Cuando se les hacía imposible salir al exterior, Gertrud, que había sido interna del St. James desde que tenía consciencia, guiaba a
Anna por todos los pasadizos secretos que albergaba el convento. Uno, en
especial, se había convertido en su concha protectora y en su punto de referencia para
algún que otro desasosiego. A nadie, jamás, le había revelado su rinconcito secreto; hasta que Anna apareció en su vida.

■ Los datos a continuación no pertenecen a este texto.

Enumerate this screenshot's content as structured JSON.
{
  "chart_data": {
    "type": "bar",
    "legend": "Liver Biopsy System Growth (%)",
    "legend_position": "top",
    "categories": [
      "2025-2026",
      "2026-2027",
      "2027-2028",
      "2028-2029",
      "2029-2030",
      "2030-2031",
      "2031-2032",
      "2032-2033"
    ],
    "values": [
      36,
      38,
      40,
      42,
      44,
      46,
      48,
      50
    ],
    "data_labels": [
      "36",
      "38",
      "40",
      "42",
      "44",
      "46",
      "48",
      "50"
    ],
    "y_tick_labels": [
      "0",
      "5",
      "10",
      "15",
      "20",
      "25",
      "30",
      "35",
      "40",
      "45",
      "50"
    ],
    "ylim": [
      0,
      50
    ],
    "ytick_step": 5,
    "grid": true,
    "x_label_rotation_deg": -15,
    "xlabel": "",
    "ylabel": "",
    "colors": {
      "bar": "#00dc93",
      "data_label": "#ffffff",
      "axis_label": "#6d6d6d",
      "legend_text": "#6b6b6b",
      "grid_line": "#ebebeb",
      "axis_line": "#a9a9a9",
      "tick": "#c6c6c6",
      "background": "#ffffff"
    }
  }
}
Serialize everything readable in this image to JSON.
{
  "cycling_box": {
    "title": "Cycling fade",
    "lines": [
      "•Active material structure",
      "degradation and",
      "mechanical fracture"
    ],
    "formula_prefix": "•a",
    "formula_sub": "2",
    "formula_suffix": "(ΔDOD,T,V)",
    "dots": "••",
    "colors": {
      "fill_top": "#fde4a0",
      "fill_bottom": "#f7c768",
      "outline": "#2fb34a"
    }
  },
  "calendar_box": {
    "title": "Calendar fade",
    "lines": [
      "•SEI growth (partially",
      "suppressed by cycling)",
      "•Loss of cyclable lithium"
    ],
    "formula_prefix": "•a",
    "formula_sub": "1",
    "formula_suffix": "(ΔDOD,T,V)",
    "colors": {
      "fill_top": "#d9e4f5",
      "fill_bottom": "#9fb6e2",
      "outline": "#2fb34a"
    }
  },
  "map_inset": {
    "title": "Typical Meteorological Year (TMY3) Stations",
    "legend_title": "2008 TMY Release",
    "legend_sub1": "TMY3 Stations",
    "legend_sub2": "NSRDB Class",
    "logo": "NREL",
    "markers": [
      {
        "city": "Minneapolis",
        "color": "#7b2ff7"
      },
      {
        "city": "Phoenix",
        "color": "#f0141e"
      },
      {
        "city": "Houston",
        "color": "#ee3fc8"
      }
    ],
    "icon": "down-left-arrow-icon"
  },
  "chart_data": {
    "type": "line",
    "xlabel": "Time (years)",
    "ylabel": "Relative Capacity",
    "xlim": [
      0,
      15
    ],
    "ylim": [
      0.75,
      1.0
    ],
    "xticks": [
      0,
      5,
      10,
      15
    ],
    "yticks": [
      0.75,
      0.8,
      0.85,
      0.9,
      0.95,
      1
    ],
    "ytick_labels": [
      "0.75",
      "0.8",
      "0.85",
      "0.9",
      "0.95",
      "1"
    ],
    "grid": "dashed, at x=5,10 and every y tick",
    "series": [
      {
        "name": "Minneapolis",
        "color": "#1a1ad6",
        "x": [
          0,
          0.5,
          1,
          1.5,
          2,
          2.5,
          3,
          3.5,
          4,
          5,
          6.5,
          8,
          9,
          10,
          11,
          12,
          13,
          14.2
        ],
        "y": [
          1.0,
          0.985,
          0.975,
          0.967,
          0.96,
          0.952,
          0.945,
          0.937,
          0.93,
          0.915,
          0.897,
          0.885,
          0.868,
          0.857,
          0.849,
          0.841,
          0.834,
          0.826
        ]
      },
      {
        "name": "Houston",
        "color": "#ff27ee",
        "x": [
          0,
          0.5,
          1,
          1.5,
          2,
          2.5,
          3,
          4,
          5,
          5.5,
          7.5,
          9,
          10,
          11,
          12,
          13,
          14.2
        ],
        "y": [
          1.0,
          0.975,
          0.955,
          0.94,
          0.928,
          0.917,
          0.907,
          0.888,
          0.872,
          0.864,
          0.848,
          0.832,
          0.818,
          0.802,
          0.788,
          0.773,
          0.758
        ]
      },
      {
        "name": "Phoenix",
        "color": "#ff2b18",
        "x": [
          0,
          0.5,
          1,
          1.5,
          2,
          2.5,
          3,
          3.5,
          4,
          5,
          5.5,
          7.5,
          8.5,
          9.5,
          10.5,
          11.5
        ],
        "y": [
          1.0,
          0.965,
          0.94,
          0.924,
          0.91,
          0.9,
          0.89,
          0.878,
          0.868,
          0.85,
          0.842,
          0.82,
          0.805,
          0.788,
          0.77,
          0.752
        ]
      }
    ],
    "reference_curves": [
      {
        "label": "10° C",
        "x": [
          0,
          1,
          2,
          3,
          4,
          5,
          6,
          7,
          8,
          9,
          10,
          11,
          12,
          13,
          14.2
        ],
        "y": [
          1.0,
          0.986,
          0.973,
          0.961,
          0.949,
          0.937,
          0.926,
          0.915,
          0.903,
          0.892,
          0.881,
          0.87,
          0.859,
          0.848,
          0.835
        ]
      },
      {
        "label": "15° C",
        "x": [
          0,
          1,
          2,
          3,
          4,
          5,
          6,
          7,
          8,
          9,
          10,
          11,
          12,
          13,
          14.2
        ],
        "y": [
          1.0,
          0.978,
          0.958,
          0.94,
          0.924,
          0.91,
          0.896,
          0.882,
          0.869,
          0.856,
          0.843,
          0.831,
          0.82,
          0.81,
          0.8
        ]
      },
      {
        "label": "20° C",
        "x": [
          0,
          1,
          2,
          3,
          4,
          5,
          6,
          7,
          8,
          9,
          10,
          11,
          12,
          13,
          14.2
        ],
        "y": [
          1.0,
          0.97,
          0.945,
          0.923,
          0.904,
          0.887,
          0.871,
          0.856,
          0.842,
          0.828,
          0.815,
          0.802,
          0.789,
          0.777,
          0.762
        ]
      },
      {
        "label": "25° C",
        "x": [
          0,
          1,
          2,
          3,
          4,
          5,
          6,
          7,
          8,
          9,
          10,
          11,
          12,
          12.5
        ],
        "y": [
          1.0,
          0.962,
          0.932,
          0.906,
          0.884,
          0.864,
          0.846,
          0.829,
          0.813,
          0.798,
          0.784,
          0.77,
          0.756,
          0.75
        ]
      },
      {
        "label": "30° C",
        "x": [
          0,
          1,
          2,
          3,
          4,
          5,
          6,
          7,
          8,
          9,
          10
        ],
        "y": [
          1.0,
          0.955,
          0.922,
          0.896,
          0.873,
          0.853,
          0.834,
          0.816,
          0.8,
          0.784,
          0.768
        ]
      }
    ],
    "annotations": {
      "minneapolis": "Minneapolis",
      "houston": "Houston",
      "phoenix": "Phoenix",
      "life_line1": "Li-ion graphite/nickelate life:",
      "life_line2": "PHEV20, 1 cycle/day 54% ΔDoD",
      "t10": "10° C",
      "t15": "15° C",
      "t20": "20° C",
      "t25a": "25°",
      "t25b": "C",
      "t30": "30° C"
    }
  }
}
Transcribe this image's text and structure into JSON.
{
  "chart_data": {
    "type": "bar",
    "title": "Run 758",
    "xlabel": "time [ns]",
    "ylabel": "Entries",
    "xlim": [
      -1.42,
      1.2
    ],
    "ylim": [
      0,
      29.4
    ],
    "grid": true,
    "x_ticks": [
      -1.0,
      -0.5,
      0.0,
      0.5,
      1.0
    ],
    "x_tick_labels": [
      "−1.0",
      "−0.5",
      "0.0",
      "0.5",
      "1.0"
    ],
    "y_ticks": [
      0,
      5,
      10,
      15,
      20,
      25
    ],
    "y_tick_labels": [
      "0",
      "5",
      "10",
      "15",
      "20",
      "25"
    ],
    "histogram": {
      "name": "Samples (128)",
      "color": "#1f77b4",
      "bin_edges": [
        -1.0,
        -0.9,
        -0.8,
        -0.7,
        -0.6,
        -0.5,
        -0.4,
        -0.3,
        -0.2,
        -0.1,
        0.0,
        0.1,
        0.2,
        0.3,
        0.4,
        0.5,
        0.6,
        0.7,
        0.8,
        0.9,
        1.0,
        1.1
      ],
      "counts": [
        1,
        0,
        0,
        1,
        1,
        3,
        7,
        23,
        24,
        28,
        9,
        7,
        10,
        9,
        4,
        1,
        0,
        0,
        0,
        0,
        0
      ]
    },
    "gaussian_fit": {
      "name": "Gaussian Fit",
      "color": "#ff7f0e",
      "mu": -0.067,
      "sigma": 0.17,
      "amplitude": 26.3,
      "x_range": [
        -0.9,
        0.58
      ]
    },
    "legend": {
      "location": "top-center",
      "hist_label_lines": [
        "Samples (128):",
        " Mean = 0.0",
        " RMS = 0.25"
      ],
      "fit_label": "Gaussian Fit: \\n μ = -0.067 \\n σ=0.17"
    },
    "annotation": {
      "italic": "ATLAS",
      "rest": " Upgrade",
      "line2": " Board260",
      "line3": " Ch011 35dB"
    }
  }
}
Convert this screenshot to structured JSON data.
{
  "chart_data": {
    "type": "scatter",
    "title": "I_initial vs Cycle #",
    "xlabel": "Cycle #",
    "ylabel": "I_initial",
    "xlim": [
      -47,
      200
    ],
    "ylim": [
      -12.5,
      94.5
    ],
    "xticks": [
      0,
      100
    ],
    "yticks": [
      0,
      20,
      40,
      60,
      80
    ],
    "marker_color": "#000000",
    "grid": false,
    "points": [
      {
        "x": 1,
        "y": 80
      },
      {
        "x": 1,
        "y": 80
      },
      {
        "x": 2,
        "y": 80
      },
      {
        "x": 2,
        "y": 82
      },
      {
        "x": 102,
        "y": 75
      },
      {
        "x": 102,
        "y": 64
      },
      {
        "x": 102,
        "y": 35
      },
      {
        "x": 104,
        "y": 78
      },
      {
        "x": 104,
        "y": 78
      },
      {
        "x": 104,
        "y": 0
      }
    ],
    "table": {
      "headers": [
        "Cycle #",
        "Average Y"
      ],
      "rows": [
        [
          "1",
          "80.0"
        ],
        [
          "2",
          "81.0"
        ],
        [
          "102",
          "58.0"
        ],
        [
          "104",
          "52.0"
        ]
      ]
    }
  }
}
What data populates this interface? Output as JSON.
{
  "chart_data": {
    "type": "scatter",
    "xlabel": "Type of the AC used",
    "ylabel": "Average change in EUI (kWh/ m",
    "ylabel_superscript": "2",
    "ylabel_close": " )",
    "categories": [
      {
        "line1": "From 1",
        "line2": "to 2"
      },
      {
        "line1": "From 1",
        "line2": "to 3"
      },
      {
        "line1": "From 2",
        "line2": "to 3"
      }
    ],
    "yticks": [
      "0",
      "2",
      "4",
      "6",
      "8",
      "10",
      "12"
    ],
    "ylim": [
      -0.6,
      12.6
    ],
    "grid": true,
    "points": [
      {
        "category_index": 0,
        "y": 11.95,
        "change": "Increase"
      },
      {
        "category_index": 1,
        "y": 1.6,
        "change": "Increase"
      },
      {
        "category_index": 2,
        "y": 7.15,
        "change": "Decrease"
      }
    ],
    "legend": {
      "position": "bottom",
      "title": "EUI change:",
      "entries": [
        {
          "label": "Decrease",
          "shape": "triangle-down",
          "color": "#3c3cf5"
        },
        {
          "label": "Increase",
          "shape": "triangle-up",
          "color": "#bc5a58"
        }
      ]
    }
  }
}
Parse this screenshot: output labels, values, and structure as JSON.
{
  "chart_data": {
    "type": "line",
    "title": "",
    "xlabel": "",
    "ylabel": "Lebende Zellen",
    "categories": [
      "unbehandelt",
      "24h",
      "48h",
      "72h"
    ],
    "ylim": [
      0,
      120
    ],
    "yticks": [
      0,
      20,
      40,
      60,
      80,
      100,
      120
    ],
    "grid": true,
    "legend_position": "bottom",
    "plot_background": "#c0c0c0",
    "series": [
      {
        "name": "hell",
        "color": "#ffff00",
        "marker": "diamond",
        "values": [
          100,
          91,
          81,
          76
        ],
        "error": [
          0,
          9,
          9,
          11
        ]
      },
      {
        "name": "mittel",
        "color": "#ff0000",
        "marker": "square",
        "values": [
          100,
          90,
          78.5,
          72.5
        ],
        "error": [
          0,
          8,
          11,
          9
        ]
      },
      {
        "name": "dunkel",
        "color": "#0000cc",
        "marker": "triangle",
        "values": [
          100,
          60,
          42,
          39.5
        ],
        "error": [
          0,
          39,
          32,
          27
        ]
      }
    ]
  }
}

- Aquí es donde más solía venir a solas antes de que tú llegaras. A mí nunca me ha querido ninguna de las estiradas de nuestras compañeras. Me dicen que no entienden cómo tengo la madre que
tengo, tan estilizada y exquisita -decía Gertrud, mientras hacía gestos de pedantería con todo su cuerpo-. Pero, a mí siempre me han dado
igual todas ellas.
- Aquí no hay nada, Gertrud. Estamos en las cuadras del convento -decía Anna, encogiéndose se hombros-.